There have been a lot of bad mishaps (several like my own experience in lovely Spartanburg County) and a lot of truly tragic incidences in the last few weeks. Three of my young lady friends have been molested by other friends. This is an unforgivable offense, and I am sad and shocked (and also somewhat relieved) that I forget that this is happening all the time, everywhere. All the time. As a group, we have lost six friends in horrible accidents in the last month or so. None of them were drinking; one of them was not even in a vehicle. She was crossing the highway. Hit by an Amoco 18-wheeler. A child in the family saw it all. A sweet lady and her two children, on a morning drive. A teenage girl on her way back from a day in the National Park, a community elder who had a diabetic blackout while driving.

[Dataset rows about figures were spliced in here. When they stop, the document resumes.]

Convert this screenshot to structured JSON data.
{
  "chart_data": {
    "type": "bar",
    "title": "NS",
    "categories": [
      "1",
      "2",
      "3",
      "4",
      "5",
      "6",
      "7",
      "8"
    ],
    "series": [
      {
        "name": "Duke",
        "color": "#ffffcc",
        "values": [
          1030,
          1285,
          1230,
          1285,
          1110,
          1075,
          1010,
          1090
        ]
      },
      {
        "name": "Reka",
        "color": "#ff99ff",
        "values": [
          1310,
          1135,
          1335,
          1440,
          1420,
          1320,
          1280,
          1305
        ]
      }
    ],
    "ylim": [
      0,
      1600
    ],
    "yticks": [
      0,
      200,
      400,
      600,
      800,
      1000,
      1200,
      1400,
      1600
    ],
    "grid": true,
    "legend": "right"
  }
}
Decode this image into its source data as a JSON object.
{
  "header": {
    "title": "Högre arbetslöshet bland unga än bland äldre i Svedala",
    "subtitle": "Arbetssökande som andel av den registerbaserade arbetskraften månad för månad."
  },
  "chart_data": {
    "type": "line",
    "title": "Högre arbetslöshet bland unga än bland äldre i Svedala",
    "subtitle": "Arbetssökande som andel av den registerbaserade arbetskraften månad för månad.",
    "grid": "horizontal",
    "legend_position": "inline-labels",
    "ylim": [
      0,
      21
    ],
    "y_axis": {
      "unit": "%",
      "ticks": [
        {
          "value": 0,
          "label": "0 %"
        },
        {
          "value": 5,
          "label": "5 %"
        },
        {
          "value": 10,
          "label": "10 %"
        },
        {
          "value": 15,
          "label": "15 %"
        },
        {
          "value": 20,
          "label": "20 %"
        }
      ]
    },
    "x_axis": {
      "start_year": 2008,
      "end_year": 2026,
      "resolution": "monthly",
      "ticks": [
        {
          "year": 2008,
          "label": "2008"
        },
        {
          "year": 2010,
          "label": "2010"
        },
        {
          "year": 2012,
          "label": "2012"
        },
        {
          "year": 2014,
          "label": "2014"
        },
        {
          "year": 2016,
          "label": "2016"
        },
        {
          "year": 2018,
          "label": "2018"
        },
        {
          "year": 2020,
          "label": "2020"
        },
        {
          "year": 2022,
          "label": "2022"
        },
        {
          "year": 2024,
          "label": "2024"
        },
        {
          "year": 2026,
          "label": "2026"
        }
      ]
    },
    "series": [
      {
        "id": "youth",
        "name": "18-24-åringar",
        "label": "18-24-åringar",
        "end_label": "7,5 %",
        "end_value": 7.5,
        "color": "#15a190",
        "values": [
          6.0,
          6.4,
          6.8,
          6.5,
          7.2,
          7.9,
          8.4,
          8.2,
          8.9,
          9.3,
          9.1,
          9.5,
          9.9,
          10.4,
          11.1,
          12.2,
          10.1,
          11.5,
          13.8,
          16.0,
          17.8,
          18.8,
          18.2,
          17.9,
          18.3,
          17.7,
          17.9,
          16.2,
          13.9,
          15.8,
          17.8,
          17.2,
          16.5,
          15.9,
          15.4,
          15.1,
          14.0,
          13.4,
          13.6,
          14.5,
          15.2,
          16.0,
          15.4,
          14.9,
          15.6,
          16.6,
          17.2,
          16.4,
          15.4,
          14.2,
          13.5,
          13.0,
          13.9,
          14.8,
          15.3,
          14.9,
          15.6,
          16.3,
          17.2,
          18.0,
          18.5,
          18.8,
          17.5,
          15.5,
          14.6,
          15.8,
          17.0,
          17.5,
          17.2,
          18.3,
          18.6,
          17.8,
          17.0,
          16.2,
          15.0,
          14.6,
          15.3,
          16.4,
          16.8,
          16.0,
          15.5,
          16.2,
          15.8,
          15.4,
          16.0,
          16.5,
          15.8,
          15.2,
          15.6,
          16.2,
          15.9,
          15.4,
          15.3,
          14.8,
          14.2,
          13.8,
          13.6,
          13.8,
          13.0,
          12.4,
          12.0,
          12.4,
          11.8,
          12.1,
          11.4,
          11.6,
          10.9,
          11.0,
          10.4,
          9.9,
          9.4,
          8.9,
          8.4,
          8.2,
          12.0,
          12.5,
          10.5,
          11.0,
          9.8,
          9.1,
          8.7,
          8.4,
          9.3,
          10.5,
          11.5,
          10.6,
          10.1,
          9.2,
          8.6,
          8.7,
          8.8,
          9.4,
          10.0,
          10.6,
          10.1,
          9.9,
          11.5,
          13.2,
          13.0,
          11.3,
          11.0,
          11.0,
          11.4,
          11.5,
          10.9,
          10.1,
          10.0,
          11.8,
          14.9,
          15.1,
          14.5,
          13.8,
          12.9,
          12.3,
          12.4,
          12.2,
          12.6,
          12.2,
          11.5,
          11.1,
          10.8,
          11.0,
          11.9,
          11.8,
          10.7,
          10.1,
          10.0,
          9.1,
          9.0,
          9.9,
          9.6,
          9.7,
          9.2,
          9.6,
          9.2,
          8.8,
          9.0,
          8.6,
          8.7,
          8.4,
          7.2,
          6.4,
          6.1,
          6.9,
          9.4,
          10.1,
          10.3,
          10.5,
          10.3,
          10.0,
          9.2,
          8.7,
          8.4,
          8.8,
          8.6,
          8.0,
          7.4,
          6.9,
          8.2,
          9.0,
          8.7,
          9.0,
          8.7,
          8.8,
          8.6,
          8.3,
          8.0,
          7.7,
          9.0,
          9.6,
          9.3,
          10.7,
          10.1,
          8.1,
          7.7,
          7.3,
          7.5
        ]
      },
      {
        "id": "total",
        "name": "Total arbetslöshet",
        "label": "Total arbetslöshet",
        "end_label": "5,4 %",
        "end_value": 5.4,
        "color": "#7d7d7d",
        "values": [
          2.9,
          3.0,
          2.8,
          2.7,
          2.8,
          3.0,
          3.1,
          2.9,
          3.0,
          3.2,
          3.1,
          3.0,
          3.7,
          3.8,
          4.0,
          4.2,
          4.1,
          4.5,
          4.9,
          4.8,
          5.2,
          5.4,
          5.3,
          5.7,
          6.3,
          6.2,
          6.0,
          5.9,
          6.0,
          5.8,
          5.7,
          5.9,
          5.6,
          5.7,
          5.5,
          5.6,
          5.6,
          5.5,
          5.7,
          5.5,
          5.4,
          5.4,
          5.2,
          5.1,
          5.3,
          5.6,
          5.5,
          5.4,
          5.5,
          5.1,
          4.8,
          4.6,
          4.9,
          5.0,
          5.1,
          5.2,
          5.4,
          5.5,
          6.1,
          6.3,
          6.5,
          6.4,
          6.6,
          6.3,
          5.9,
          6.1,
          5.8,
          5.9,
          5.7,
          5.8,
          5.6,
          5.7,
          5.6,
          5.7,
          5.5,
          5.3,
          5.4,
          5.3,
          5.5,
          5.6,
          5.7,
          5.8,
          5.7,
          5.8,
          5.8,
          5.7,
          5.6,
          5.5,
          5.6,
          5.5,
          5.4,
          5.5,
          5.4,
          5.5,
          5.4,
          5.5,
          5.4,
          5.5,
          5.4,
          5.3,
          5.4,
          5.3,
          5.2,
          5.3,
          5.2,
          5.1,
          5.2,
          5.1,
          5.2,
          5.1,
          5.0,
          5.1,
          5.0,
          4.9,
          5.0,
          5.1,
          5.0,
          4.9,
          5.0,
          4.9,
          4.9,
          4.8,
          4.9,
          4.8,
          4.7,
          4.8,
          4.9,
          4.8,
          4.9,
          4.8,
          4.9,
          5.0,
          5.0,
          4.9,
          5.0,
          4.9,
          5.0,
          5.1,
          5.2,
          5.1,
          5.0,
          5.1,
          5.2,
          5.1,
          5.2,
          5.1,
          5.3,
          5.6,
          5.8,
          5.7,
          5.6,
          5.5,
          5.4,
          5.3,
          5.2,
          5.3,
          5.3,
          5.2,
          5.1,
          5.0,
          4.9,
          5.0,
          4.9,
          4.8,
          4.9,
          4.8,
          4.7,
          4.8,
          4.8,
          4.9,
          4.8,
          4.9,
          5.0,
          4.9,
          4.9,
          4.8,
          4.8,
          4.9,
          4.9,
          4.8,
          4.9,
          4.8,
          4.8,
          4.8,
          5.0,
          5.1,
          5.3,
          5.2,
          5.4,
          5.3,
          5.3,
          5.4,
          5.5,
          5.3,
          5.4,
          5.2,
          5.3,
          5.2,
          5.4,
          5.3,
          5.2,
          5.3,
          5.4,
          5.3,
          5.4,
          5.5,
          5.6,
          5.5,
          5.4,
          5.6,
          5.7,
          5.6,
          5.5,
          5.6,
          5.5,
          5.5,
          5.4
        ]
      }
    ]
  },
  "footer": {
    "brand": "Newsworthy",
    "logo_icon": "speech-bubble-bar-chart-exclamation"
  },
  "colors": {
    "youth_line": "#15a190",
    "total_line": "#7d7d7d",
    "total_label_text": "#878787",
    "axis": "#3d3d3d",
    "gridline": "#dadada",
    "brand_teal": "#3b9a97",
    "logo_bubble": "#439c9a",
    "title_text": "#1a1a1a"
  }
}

I’m sorry, good people, my good friends. I don’t mean to depress and draw attention to the badness out there. But I feel certain that we NEED to see it and remember, for two very important reasons. We need to face the seemingly sudden influx of tragedy in our own lives, and open our eyes and hearts to the rest of the worlds’ pain. The Middle East, suicide bombings and executions. Soldiers and children. People who are losing homes to fires and floods just a t.v. broadcast away, neighbors who are lonely and afraid…

I thought that my experience on June 29 had made me raw and vulnerable - hypersensitive to everything around me, but I realized that I have not slept well or been able rest my mind at all since September 11. No matter what my conscious self does to avoid it, my subconscious is ALWAYS aware that the world is a very scary place these days, that we are a world at war.

“Yes, but you have to focus on the positive, Sam! You can’t let all that reality get to you!” etc, etc. I’ve heard it all and from some kind, and reasonable people, but you know what? I think you need to set the positive up where you can see it, reach for it, have it as a goal, but for now, it’s time to put shoulder to the wheel. Its heavy, its rough, it could roll back and crush you, but it’s there, and it needs to be moved. Sure, I could be inviting Sisyphus comparisons, but only from people who hide under the big ole’ Philosophy rock. To you I say, “Get your ass out from under there and come help us push.”

This wheel WILL roll down again, cycles of tragedy come with cycles of life. But if we just all keep trying to step over it, we will one by one, trip and fall and hurt ourselves and each other. So. What can we do? How does just LOOKING at all the bad make a difference? Being aware that there is pain and suffering leaves us, if we are normal, average (non-socio/psychopathic) people, unable to ignore what goes on around us, and that enables us to put our minds and bodies to work, to do whatever we can to lighten one another’s loads - to make the world better in our own tiny but immensely significant ways. Like an oyster. We can sit around on the bottom of the bay and just eat and sleep and crap, or we can work on that little bit of grit that’s been stuck in our craw and turn it into something beautiful, valuable and unique.

The two reasons that we need to face the facts: 1. Because they are the facts. People are dead, people are dying. People are suffering and afraid. People who have done no wrongs are being mistreated and bad people are living it up. Being aware of it keeps you from being surprised, keeps you ready, either to help, or to make sure you and yours aren’t next. And 2. because I – and a LOT of other people truly believe that belief changes things. Prayer makes a difference. The combined hope of many hearts can push the balance to the good. If you are awake and aware that your friend or neighbor or even a stranger (even one who is far far away) is in pain and in need, then you can give them a kind word or thought. Who knows how one little action may change the entire course of things. And if we all focus together, the Universe cannot help but feel the shift. Put your shoulder to the wheel. If we all push at the same time, we might move it.

One thing is sure. You can't have darkness and light in the same place at the same time. The cure for a gloomy outlook is a lighted mind.